Yesterday the Food and Drug Administration made two sweeping decisions on the OxyContin in the market place. The first decision was to ban new generics making the original formulation of the drug, which would make it cheaper and more available to the public. The second decision was a change the labeling for the medication because it was reformulated in 2010 into turn to a gel when the pill is smashed and crushed rather than turning to a powder like other pills.

There has been a silent epidemic in the United States of drug abuse. We all know of the danger posed by heroin, cocaine and methamphetamines and how these drugs destroy lives. This is the reason these drugs are illegal and prosecution for manufacture and selling of them is so severe. But the abuse of prescription drugs, under the watchful eye of doctors, medical professionals and regulated by the government has gotten out of hand.

OxyContin is a painkiller that is derived from poppy, similar to morphine, heroin and codeine. It was approved for use in the US in 1995 and by 2007 Americans consumed 82% of the drug worldwide, or 51.6 tons and in (semi)practical terms over half a billion pills.

In 2003 the US Government Accountability Office said that three factors led to its abuse:

  • OxyContin contains a large amount of oxycodone compared with other types of oxycodone-containing pills.
  • OxyContin's warning label said to not crush the controlled-release tablets because of the potential for rapid release of oxycodone, which led to many people crushing the tablets and injecting or snorting the drug.
  • By 2001, sales of OxyContin in the US exceeded $1 billion per year.

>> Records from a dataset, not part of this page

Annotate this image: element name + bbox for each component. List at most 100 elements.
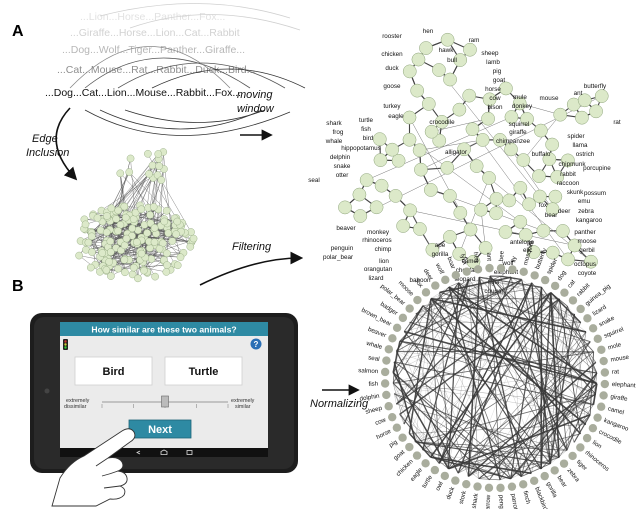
hairball-node — [133, 238, 141, 246]
word-stream: ...Lion...Horse...Panther...Fox... ...Gi… — [45, 11, 255, 99]
circle-edge — [479, 277, 594, 405]
filtered-node — [359, 173, 374, 187]
circle-edge — [566, 305, 598, 374]
circle-edge — [422, 305, 586, 425]
circle-node — [508, 265, 517, 274]
right-animal-label: Turtle — [189, 366, 219, 378]
network-label: rooster — [382, 33, 402, 40]
back-icon[interactable] — [136, 450, 141, 455]
home-icon[interactable] — [160, 449, 168, 455]
filtered-node — [482, 92, 497, 107]
filtered-node — [453, 205, 468, 220]
filtered-node — [512, 96, 527, 111]
hairball-node — [144, 150, 152, 158]
circle-node — [583, 314, 592, 323]
circle-edge — [531, 313, 575, 474]
circle-label: boar — [446, 256, 457, 270]
similarity-slider-thumb[interactable] — [161, 395, 169, 408]
circle-edge — [439, 279, 522, 464]
filtered-node — [522, 197, 536, 212]
circle-label: snake — [598, 314, 616, 328]
circle-label: camel — [607, 405, 625, 416]
circle-label: sparrow — [484, 494, 492, 509]
circle-edge — [399, 286, 450, 342]
circle-node — [484, 483, 494, 493]
circle-edge — [396, 279, 470, 405]
circle-node — [599, 356, 608, 366]
circle-node — [462, 479, 471, 489]
filtered-node — [463, 222, 478, 237]
circle-edge — [394, 393, 397, 405]
network-label: leopard — [454, 276, 476, 283]
help-button[interactable] — [250, 338, 262, 350]
circle-edge — [468, 298, 560, 477]
circle-node — [382, 356, 391, 365]
left-animal-label: Bird — [103, 366, 125, 378]
filtered-node — [443, 72, 457, 87]
network-label: monkey — [367, 229, 390, 236]
circle-edge — [392, 282, 460, 373]
circle-edge — [399, 340, 597, 374]
filtered-node — [575, 110, 589, 125]
circle-edge — [458, 282, 596, 363]
circle-label: hen — [472, 252, 481, 264]
circle-label: gorilla — [545, 481, 559, 499]
network-label: pig — [493, 68, 502, 75]
circle-node — [405, 442, 414, 452]
hairball-node — [81, 220, 90, 229]
network-label: goose — [383, 83, 401, 90]
filtered-node — [478, 240, 493, 255]
panel-label-a: A — [12, 23, 24, 40]
network-label: penguin — [331, 245, 354, 252]
hairball-node — [151, 272, 159, 281]
circle-label: eagle — [409, 466, 424, 483]
network-label: wolf — [501, 260, 513, 267]
filtered-node — [353, 209, 368, 223]
network-label: giraffe — [509, 129, 527, 136]
hairball-node — [105, 257, 113, 266]
filtered-node — [403, 203, 417, 218]
circle-edge — [549, 313, 576, 464]
filtered-node — [443, 230, 457, 244]
circle-edge — [403, 331, 522, 477]
filtered-node — [489, 192, 504, 206]
filtering-label: Filtering — [232, 241, 272, 253]
network-label: fish — [361, 126, 371, 133]
circle-node — [412, 451, 422, 460]
hairball-node — [114, 227, 122, 235]
hairball-node — [163, 249, 171, 258]
network-label: shark — [326, 120, 342, 127]
filtered-node — [533, 123, 548, 138]
circle-edge — [392, 372, 512, 480]
recent-apps-icon[interactable] — [186, 450, 193, 455]
network-label: hen — [423, 28, 434, 35]
filtered-node — [388, 189, 403, 203]
circle-edge — [415, 393, 596, 443]
circle-label: blackbird — [533, 486, 549, 509]
filtered-node — [410, 83, 425, 98]
hairball-node — [114, 206, 123, 215]
circle-edge — [458, 404, 594, 474]
circle-node — [388, 412, 397, 422]
hairball-node — [159, 239, 167, 248]
circle-node — [473, 265, 483, 274]
network-label: eagle — [388, 113, 404, 120]
normalizing-label: Normalizing — [310, 398, 369, 410]
hairball-node — [173, 217, 182, 226]
circle-label: bee — [498, 250, 506, 261]
hairball-node — [93, 214, 102, 222]
circle-node — [599, 391, 608, 400]
circle-edge — [467, 276, 491, 477]
cooccurrence-arcs — [69, 3, 306, 136]
circle-label: turtle — [421, 474, 435, 490]
filtered-node — [411, 52, 426, 67]
hairball-node — [88, 248, 96, 256]
hairball-edge — [120, 173, 123, 207]
network-label: skunk — [567, 189, 584, 196]
circle-edge — [458, 282, 532, 474]
circle-node — [600, 368, 610, 377]
circle-node — [530, 271, 539, 280]
filtered-node — [499, 81, 513, 96]
circle-edge — [468, 433, 581, 477]
circle-label: giraffe — [610, 393, 629, 403]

The company that produces the drug, Perdue Pharma, was even successfully sued by the US government and had to pay $600 million. The company and executives pleaded guilty to "misbranding" the drug and misleading doctors and patients because it said that the medication was less likely to be abused than other narcotics. Perdue Pharma made over $1 billion a year from sales of the drug promoting it as a longer lasting pain relief narcotic compared to Vicodin or Percocet.

Crime related to OxyContin also soared as people saw it as easy to obtain and a habit that needed to be fueled by robberies and thefts. In 2011 there was a quadruple homicide in a Long Island pharmacy by an addict desperate for hydrocodone. It even came to the point that the pharmaceutical company is running a website that tracks drug related crime in partnership with local authorities all over the country and also educates local polica about perscription drug abuse.

It is because of this that the company had to go back to the drawing board and re-formulate the drug. Now if the time release pill is crushed, rather than become a fine powder easily snorted or injected, it becomes a gel that is semi-solid. This will be the only type of OxyContin sold in the US because at the same time the FDA ruled that there will be no generics of the original narcotic available.

As the noose tightened around abuse of OxyContin, another drug approved for pain management in 2006. Opana was moved to a crush resistant version in 2010 and the FDA approved of the reformulation in 2011. The old version of the drug is now discontinued, but much remains floating around on the grey and black markets. Nassau County, NY on Long Island issued an alert in 2011 after they saw that Medicaid data showed prescriptions for extended-release Opana had increased a staggering 45% in six months.

This is a good sign that the government and FDA are policing the prescription drug industry and preventing legal drugs from turning into illegal drugs.